Hardware level

  1. Physical memory: ES query performance depends on the OS’s Page Cache, so the larger the physical memory (except for the Java heap) is the better. It is best to store all (mostly hot) index data in memory, so that most queries are progressive in memory.

  2. The Linux server needs to disable swap memory. Swap partition is used to swap some memory data to the swap space when the memory is insufficient. In this way, the system will not be oom or even fatal when the memory is insufficient.

Configuration optimization

  1. When batch data is written, you can set the number of copies to 0 to speed up the index. After data is written, you can reset the number of copies.

Architecture design

  1. Cold heat data separation, separate the cold heat data and data, can exist in different clusters, cluster using different hardware configuration, such as thermal data may be equipped with a large memory and high performance of SSD, and data access due to less cold and almost no longer write can use cheap machine, it can save the cost, In addition, it can prevent the interference of occasional access to cold data to cache to ensure the query performance of hot data.

Document the design

  1. ES stores only required index fields. For fields that do not need indexes, they can be stored in other storage such as HBase (query primary key rowkey and go to HBase to query detailed data). Reduce the size of Document as much as possible, so that more Document information can be stored in the memory.
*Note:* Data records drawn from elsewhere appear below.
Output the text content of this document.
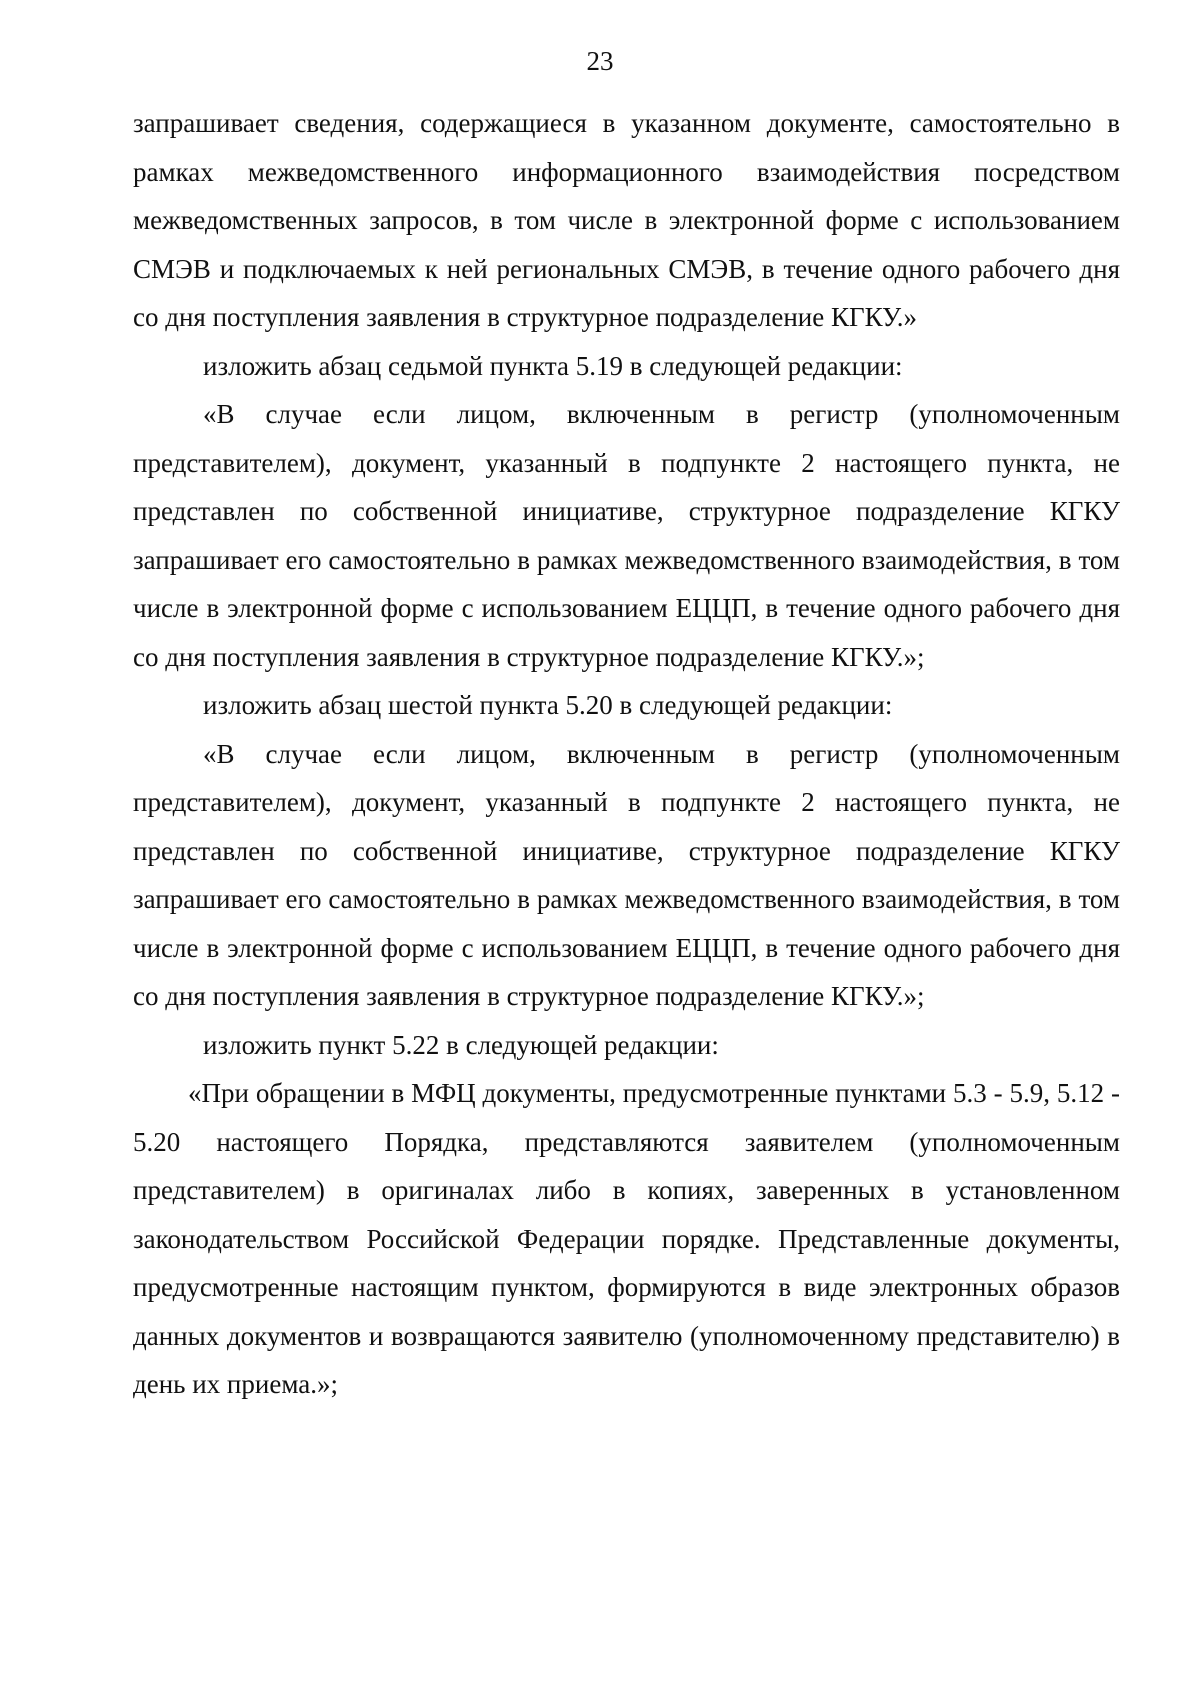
23

запрашивает сведения, содержащиеся в указанном документе, самостоятельно в рамках межведомственного информационного взаимодействия посредством межведомственных запросов, в том числе в электронной форме с использованием СМЭВ и подключаемых к ней региональных СМЭВ, в течение одного рабочего дня со дня поступления заявления в структурное подразделение КГКУ.»

изложить абзац седьмой пункта 5.19 в следующей редакции:

«В случае если лицом, включенным в регистр (уполномоченным представителем), документ, указанный в подпункте 2 настоящего пункта, не представлен по собственной инициативе, структурное подразделение КГКУ запрашивает его самостоятельно в рамках межведомственного взаимодействия, в том числе в электронной форме с использованием ЕЦЦП, в течение одного рабочего дня со дня поступления заявления в структурное подразделение КГКУ.»;

изложить абзац шестой пункта 5.20 в следующей редакции:

«В случае если лицом, включенным в регистр (уполномоченным представителем), документ, указанный в подпункте 2 настоящего пункта, не представлен по собственной инициативе, структурное подразделение КГКУ запрашивает его самостоятельно в рамках межведомственного взаимодействия, в том числе в электронной форме с использованием ЕЦЦП, в течение одного рабочего дня со дня поступления заявления в структурное подразделение КГКУ.»;

изложить пункт 5.22 в следующей редакции:

«При обращении в МФЦ документы, предусмотренные пунктами 5.3 - 5.9, 5.12 - 5.20 настоящего Порядка, представляются заявителем (уполномоченным представителем) в оригиналах либо в копиях, заверенных в установленном законодательством Российской Федерации порядке. Представленные документы, предусмотренные настоящим пунктом, формируются в виде электронных образов данных документов и возвращаются заявителю (уполномоченному представителю) в день их приема.»;
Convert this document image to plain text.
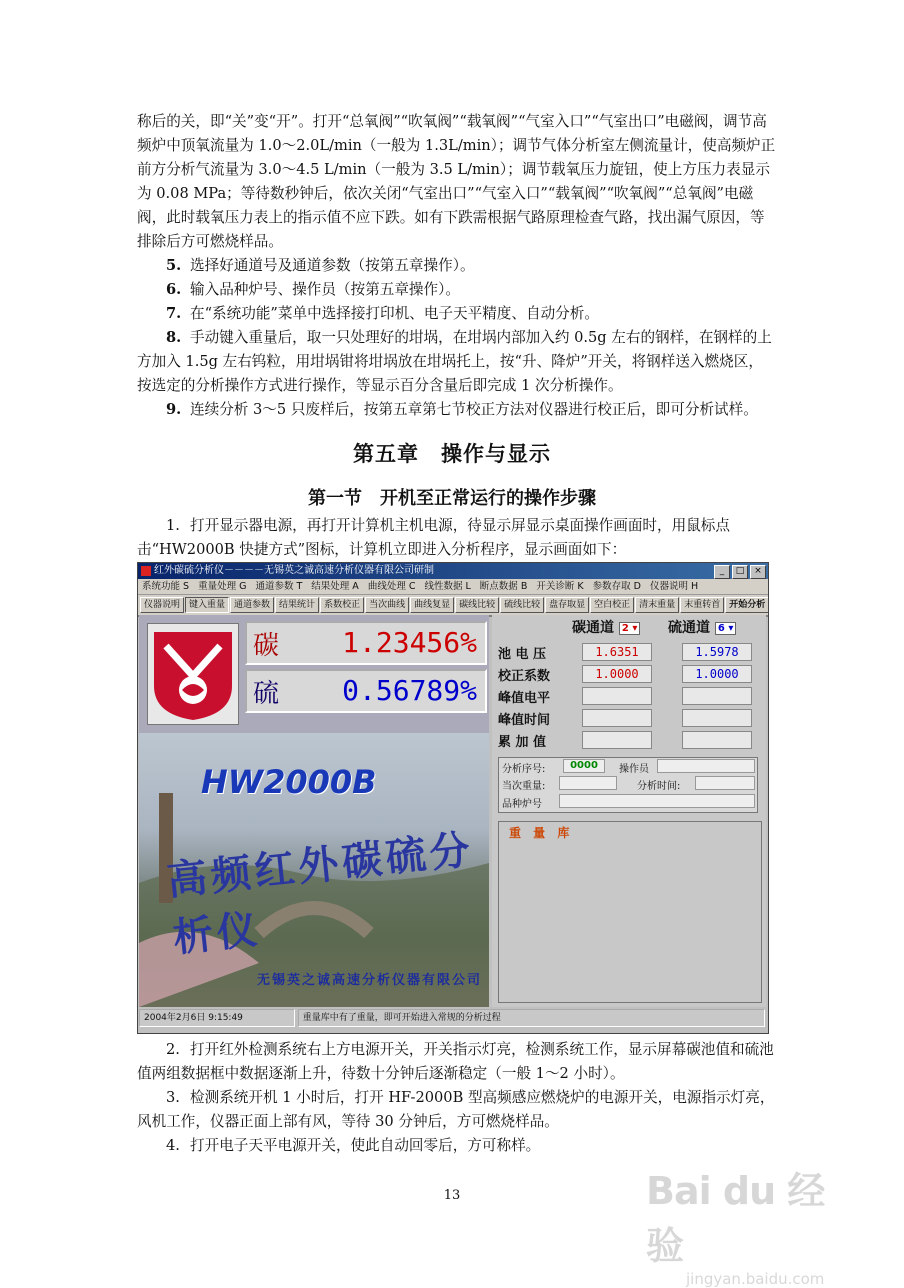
称后的关，即“关”变“开”。打开“总氧阀”“吹氧阀”“载氧阀”“气室入口”“气室出口”电磁阀，调节高频炉中顶氧流量为 1.0～2.0L/min（一般为 1.3L/min）；调节气体分析室左侧流量计，使高频炉正前方分析气流量为 3.0～4.5 L/min（一般为 3.5 L/min）；调节载氧压力旋钮，使上方压力表显示为 0.08 MPa；等待数秒钟后，依次关闭“气室出口”“气室入口”“载氧阀”“吹氧阀”“总氧阀”电磁阀，此时载氧压力表上的指示值不应下跌。如有下跌需根据气路原理检查气路，找出漏气原因，等排除后方可燃烧样品。

5. 选择好通道号及通道参数（按第五章操作）。

6. 输入品种炉号、操作员（按第五章操作）。

7. 在“系统功能”菜单中选择接打印机、电子天平精度、自动分析。

8. 手动键入重量后，取一只处理好的坩埚，在坩埚内部加入约 0.5g 左右的钢样，在钢样的上方加入 1.5g 左右钨粒，用坩埚钳将坩埚放在坩埚托上，按“升、降炉”开关，将钢样送入燃烧区，按选定的分析操作方式进行操作，等显示百分含量后即完成 1 次分析操作。

9. 连续分析 3～5 只废样后，按第五章第七节校正方法对仪器进行校正后，即可分析试样。

第五章　操作与显示
第一节　开机至正常运行的操作步骤

1. 打开显示器电源，再打开计算机主机电源，待显示屏显示桌面操作画面时，用鼠标点击“HW2000B 快捷方式”图标，计算机立即进入分析程序，显示画面如下：

红外碳硫分析仪－－－－无锡英之诚高速分析仪器有限公司研制	_	□	×
系统功能 S 重量处理 G 通道参数 T 结果处理 A 曲线处理 C 线性数据 L 断点数据 B 开关诊断 K 参数存取 D 仪器说明 H
仪器说明	键入重量	通道参数	结果统计	系数校正	当次曲线	曲线复显	碳线比较	硫线比较	盘存取显	空白校正	清末重量	末重转首	开始分析
碳 1.23456%
硫 0.56789%
HW2000B
高频红外碳硫分析仪
无锡英之诚高速分析仪器有限公司
碳通道 2 ▾ 硫通道 6 ▾
池 电 压	1.6351	1.5978
校正系数	1.0000	1.0000
峰值电平
峰值时间
累 加 值
分析序号:	0000	操作员
当次重量:	分析时间:
品种炉号
重 量 库
2004年2月6日 9:15:49	重量库中有了重量，即可开始进入常规的分析过程

2. 打开红外检测系统右上方电源开关，开关指示灯亮，检测系统工作，显示屏幕碳池值和硫池值两组数据框中数据逐渐上升，待数十分钟后逐渐稳定（一般 1～2 小时）。

3. 检测系统开机 1 小时后，打开 HF-2000B 型高频感应燃烧炉的电源开关，电源指示灯亮，风机工作，仪器正面上部有风，等待 30 分钟后，方可燃烧样品。

4. 打开电子天平电源开关，使此自动回零后，方可称样。

13	Bai du 经验
jingyan.baidu.com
  2. For complex associated query, the aggregated results can be directly written into ES, so that the results can be directly obtained to avoid extra calculation during query (this does not conflict with 1, but is more a choice of business requirements).
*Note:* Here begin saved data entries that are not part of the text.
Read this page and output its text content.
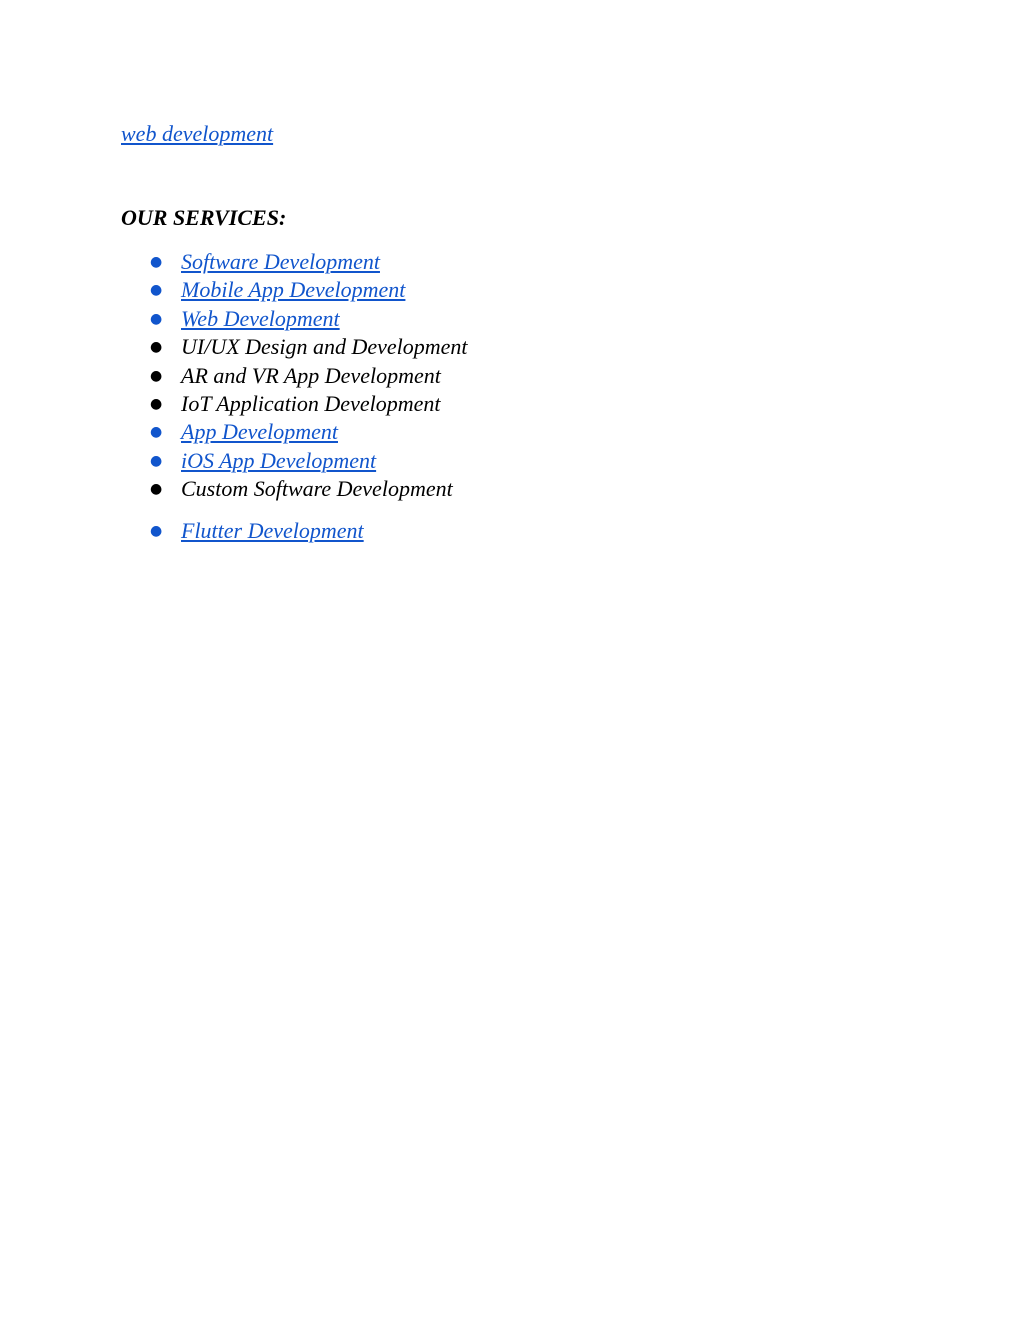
web development

OUR SERVICES:

● Software Development
● Mobile App Development
● Web Development
● UI/UX Design and Development
● AR and VR App Development
● IoT Application Development
● App Development
● iOS App Development
● Custom Software Development
● Flutter Development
  3. If there is no special business requirements it is best to use the system to automatically generate document id, if it is the custom of index id in the index reached a certain amount of time, will write performance fell sharply, whether this is due to all the insert index are duplicate checking (such as a series of other operations), the check at the time of the great amount of index can have significant performance loss, So the recommended approach is to set the document ID to auto-generated.

Read and write optimization

  1. Data preheating, some hot data can be preheated before query, so that the data can be cached in memory as far as possible, to speed up the query performance;

  2. Bulk DATA can be read and written in batches (using THE Bulk APi), reducing I/O times and bandwidth.

  3. Avoid deep paging for paging queries and use the Scroll Api if traversal is required.

  4. If the real-time requirement of ES is not very high, the refresh_interval can be set to be larger, so as to avoid the generation of a large number of segments, which will affect the retrieval performance, and a large number of Segment merging will also cause performance loss.